Antidromic cortical excitation has been implicated as a contributing mechanism for high-frequency deep brain stimulation (DBS). Here, we examined the reliability of antidromic responses of type 2 corticofugal fibres in rat over a stimulation frequency range compatible to the DBS used in humans. We activated antidromically individual layer V neurones by stimulating their two subcortical axonal branches. We found that antidromic cortical excitation is not as reliable as generally assumed. Whereas the fast conducting branches of a type 2 axon in the highly myelinated brainstem region follow high-frequency stimulation, the slower conducting fibres in the poorly myelinated thalamic region function as low-pass filters. These fibres fail to transmit consecutive antidromic spikes at the beginning of high-frequency stimulation, but are able to maintain a steady low-frequency (6-12 Hz) spike output during the stimulation. In addition, antidromic responses evoked from both branches are rarely present in cortical neurones with a more hyperpolarized membrane potential. Our data indicate that axon-mediated antidromic excitation in the cortex is strongly influenced by the myelo-architecture of the stimulation site and the excitability of individual cortical neurones.

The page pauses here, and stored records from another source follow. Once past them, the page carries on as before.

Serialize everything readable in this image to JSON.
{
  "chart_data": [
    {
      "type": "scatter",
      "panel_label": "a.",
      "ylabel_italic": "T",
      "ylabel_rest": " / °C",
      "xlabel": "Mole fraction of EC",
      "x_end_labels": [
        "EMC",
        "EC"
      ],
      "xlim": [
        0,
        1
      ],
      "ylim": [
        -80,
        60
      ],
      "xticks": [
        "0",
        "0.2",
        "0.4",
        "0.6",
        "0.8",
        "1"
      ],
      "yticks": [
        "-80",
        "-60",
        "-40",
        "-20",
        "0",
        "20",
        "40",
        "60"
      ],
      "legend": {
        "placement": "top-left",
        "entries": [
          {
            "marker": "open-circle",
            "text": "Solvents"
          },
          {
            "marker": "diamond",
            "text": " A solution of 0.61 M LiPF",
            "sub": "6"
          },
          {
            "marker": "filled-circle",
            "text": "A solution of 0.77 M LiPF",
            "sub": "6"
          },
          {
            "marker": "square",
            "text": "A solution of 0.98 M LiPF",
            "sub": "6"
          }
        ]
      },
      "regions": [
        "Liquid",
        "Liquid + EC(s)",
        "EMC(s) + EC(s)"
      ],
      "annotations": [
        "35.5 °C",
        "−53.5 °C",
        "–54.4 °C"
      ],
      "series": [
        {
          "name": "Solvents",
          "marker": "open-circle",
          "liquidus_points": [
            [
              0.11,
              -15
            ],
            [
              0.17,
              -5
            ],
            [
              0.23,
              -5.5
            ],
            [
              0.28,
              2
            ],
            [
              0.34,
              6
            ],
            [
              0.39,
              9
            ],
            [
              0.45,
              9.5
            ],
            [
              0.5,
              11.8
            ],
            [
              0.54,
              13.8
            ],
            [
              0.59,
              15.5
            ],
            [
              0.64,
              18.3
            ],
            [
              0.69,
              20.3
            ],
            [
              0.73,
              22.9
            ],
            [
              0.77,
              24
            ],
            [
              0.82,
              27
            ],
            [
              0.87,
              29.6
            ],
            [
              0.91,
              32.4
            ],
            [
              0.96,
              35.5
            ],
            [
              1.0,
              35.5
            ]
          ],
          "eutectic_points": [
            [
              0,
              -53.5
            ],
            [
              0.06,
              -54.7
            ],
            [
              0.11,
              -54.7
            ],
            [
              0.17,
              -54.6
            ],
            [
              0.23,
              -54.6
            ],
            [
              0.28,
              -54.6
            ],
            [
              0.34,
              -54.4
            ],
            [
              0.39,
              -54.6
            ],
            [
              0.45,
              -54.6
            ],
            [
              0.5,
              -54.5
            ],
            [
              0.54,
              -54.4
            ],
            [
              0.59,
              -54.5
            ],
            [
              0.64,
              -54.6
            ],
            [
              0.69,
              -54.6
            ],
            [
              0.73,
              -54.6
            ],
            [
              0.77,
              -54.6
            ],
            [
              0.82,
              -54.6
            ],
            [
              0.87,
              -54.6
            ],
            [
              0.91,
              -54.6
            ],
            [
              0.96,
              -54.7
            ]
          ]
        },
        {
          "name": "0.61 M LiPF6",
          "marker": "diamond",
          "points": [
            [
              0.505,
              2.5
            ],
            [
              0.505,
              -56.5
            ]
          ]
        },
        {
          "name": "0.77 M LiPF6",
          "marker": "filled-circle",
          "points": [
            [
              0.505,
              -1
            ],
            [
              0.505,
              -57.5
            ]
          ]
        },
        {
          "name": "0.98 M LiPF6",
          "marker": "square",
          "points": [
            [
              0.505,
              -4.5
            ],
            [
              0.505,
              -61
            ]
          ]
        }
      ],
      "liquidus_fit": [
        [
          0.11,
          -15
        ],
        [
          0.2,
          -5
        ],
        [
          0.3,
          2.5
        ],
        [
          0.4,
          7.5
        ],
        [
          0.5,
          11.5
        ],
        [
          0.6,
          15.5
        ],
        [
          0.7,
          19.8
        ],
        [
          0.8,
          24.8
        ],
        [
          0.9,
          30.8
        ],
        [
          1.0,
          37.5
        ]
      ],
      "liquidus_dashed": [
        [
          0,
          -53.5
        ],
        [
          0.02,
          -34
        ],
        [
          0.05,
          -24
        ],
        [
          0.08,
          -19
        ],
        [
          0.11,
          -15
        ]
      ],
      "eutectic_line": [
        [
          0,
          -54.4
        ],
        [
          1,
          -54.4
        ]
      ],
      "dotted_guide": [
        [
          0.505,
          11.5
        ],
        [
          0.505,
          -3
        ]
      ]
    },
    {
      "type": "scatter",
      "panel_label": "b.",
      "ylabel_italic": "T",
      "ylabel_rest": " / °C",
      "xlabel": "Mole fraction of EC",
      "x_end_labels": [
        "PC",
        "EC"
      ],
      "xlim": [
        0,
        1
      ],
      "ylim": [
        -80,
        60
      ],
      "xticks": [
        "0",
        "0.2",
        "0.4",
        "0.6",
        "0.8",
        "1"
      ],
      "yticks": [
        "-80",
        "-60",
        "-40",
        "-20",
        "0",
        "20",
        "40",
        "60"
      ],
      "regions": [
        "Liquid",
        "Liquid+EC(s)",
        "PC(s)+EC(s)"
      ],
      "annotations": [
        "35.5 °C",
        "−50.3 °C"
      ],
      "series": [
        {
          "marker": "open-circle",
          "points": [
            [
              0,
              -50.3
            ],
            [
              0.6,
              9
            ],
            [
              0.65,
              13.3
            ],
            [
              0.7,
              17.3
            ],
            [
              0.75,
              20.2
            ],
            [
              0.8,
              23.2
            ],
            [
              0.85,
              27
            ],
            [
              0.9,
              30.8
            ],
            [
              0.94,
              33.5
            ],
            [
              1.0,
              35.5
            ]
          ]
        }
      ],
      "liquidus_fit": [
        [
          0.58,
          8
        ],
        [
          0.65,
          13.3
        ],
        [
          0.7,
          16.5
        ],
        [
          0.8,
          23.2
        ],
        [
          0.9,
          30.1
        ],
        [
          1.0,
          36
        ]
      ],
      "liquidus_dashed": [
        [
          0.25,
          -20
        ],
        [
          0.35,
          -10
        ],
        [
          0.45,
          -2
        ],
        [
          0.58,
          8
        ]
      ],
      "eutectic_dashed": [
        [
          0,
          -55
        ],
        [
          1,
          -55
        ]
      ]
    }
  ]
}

逆行性皮质兴奋被认为是高频深部脑刺激(DBS)的一种促成机制。在此,我们研究了大鼠2型皮质传出纤维在与人类所用DBS兼容的刺激频率范围内逆行反应的可靠性。我们通过刺激单个V层神经元的两个皮质下轴突分支来逆向激活它们。我们发现,逆行性皮质兴奋并不像通常所认为的那样可靠。虽然2型轴突在高度髓鞘化的脑干区域的快速传导分支能跟随高频刺激,但在髓鞘化程度较差的丘脑区域的较慢传导纤维起到低通滤波器的作用。这些纤维在高频刺激开始时无法传递连续的逆行冲动,但在刺激期间能够维持稳定的低频(6 - 12赫兹)冲动输出。此外,在膜电位更超极化的皮质神经元中,很少出现从两个分支诱发的逆行反应。我们的数据表明,皮质中轴突介导的逆行兴奋受到刺激部位的髓鞘结构和单个皮质神经元兴奋性的强烈影响。